Stabilization of Undercoordinated Cu Sites in Strontium Copper Oxides for Enhanced Formation of C2+ Products in Electrochemical CO2 Reduction

The electrochemical CO2 reduction reaction (ECO2RR) is a promising approach to generate renewable fuels and commodities with the integration of renewable energy. Cu-based catalysts produce an array of products resulting from the transfer of 2e– to 18e– during ECO2RR. Value-added C2+ products are of great interest yet difficult to selectively produce. Oxide-derived Cu (OD-Cu)-type catalysts have shown improved selectivity and activity over metallic Cu catalysts that have not been preoxidized. Undercoordinated Cu sites on OD-Cu-type catalysts are suggested to be the active sites for enhanced C2+ production. However, the stability of undercoordinated Cu sites remains largely unexplored in alkaline ECO2RR conditions. In this work, we prepare strontium copper oxide catalysts of varying Sr–Cu ratios and crystalline phases.
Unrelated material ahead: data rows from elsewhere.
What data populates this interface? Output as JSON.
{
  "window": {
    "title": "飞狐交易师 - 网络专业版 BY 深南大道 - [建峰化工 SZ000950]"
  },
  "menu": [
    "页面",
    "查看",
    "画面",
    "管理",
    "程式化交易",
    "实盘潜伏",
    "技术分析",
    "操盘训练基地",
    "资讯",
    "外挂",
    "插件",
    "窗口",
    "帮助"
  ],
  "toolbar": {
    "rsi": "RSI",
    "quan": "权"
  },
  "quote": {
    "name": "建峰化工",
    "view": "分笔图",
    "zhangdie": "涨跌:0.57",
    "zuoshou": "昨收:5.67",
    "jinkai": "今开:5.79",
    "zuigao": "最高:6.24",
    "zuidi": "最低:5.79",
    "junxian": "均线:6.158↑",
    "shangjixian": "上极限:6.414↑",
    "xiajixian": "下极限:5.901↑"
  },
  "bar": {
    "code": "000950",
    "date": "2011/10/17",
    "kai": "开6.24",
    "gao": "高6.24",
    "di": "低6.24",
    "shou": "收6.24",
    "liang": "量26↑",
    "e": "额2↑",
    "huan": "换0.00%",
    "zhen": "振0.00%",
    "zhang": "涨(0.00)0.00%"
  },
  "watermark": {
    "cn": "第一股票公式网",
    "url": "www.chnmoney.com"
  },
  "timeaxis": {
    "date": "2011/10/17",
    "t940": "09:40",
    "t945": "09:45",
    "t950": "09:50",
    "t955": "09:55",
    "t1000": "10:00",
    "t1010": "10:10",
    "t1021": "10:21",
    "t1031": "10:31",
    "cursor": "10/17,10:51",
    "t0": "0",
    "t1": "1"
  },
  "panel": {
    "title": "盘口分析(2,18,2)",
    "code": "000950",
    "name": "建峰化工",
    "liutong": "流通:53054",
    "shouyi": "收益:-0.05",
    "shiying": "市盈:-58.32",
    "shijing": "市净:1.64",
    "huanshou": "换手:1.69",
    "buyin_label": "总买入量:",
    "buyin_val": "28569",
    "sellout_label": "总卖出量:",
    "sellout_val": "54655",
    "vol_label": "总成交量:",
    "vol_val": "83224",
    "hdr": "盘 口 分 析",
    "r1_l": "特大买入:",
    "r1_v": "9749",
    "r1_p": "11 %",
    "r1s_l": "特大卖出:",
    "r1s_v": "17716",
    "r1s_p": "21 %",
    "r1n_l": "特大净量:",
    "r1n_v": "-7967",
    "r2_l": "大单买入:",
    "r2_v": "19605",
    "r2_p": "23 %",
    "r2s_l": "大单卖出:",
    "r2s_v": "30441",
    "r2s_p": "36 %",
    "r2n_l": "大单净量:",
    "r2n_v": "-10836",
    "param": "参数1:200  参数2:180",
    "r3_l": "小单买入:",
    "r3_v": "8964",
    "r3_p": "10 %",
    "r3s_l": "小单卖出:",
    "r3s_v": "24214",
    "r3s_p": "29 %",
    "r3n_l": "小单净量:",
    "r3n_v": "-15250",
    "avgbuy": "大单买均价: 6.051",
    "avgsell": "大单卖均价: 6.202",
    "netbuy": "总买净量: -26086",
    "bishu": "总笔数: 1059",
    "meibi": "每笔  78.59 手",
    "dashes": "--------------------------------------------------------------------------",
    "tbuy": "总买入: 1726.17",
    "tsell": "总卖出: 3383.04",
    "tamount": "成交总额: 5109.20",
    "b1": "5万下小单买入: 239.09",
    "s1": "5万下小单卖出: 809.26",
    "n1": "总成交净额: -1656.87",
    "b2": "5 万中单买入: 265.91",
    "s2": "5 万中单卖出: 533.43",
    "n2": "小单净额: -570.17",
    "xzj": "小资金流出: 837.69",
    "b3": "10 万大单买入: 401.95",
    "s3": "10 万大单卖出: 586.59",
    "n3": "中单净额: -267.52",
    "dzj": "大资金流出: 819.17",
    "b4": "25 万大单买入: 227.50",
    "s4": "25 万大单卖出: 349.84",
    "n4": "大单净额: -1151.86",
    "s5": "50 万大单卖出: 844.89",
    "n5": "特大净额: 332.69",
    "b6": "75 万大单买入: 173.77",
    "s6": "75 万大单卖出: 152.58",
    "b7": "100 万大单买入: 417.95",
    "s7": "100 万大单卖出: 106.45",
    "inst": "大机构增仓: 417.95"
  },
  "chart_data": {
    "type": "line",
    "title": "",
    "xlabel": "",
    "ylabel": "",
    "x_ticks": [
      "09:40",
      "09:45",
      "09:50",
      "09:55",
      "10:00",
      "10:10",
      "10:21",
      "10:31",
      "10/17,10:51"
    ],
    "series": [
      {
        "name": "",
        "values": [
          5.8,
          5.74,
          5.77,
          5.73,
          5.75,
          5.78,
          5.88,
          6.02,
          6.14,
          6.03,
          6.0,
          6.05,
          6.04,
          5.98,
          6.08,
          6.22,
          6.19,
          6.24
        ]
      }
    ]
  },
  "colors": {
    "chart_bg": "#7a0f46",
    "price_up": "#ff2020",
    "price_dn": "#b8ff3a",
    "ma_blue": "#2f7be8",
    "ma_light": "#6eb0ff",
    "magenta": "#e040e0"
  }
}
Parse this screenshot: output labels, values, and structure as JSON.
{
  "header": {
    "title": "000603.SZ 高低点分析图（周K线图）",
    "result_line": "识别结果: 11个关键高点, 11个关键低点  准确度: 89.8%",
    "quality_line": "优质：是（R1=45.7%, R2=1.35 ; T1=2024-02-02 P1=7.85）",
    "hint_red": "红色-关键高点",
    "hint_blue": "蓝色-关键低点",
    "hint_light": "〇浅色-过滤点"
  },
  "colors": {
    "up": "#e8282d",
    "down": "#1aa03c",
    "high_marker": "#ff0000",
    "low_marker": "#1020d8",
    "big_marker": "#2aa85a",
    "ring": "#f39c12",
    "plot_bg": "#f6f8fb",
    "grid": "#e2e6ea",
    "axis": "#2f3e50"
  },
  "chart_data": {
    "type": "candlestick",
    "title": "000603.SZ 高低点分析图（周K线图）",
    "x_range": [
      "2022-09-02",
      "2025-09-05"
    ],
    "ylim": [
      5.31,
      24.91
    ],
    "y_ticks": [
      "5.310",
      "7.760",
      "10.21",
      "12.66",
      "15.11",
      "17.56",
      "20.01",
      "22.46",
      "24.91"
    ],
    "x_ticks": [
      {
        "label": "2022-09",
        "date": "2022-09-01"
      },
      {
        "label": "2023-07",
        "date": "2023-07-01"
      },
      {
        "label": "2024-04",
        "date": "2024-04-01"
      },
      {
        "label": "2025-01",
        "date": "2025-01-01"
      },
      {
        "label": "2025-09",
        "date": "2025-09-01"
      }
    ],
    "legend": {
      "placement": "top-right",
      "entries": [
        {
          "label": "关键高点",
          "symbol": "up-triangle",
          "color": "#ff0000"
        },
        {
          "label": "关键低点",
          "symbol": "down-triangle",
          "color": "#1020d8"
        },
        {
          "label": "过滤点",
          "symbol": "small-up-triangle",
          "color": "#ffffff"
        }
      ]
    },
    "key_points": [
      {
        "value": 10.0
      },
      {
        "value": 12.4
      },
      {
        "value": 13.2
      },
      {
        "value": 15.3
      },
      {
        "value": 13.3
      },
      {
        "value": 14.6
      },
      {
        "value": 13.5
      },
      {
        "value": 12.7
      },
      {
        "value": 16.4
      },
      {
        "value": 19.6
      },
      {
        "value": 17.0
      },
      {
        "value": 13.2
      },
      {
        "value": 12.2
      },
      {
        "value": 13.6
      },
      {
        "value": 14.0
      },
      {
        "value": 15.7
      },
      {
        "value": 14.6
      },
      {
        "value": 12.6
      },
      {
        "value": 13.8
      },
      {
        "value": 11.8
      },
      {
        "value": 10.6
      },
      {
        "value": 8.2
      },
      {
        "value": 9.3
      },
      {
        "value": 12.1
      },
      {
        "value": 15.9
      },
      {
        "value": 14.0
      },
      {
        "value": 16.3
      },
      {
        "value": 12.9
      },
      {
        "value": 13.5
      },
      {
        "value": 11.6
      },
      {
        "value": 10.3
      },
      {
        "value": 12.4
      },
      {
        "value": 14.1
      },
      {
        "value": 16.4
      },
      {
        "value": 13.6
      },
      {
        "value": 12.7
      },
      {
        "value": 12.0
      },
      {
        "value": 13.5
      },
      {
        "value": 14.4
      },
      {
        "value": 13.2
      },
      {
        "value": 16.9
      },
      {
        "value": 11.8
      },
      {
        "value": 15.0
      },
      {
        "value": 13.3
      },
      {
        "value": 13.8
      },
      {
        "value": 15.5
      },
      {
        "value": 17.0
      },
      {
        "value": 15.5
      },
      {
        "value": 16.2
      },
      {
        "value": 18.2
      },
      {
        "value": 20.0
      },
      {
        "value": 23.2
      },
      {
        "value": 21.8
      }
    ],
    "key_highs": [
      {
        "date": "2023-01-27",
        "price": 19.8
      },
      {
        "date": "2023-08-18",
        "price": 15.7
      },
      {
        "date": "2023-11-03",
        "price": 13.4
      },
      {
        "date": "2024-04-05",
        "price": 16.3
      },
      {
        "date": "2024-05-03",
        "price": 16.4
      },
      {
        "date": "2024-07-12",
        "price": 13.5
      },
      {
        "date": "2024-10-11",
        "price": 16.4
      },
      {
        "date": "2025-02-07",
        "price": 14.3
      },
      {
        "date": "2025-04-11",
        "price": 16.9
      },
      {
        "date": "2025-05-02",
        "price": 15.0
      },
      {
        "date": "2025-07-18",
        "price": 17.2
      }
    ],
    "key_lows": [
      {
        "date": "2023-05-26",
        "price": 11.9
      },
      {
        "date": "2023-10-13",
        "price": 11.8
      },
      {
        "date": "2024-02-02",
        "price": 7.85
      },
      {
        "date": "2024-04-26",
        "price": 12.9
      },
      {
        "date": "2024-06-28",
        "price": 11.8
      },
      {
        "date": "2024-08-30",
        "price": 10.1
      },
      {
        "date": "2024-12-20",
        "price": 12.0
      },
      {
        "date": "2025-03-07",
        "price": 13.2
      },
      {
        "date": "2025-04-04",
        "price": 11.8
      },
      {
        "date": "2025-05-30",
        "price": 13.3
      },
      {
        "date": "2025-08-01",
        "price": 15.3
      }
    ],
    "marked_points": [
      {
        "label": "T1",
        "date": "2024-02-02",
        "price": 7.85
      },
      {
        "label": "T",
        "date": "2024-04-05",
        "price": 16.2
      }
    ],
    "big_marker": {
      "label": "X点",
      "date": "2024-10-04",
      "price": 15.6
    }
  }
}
We identify a SrCuO2 tetragonal phase catalyst to be highly selective toward C2+ products, exhibiting a 53% C2+ Faradaic efficiency at −0.83 V vs reversible hydrogen electrode (RHE). Ex situ X-ray absorption spectroscopy (XAS) indicates that SrCuO2 catalysts are able to retain or recover oxidized Cu species after exposure to reductive ECO2RR conditions for almost 1 hour, whereas OD-Cu remains in a metallic state. Furthermore, operando XAS of SrCuO2 catalysts under alkaline ECO2RR conditions in a gas diffusion electrode-type flow cell reveals the formation and enhanced stabilization of Cu metallic moieties with a low coordination number of 6.3. This work suggests that tuning copper oxides via incorporation of secondary cations in the crystal lattice can further improve the stability of undercoordinated and higher-valence-state Cu sites for improved ECO2RR performance.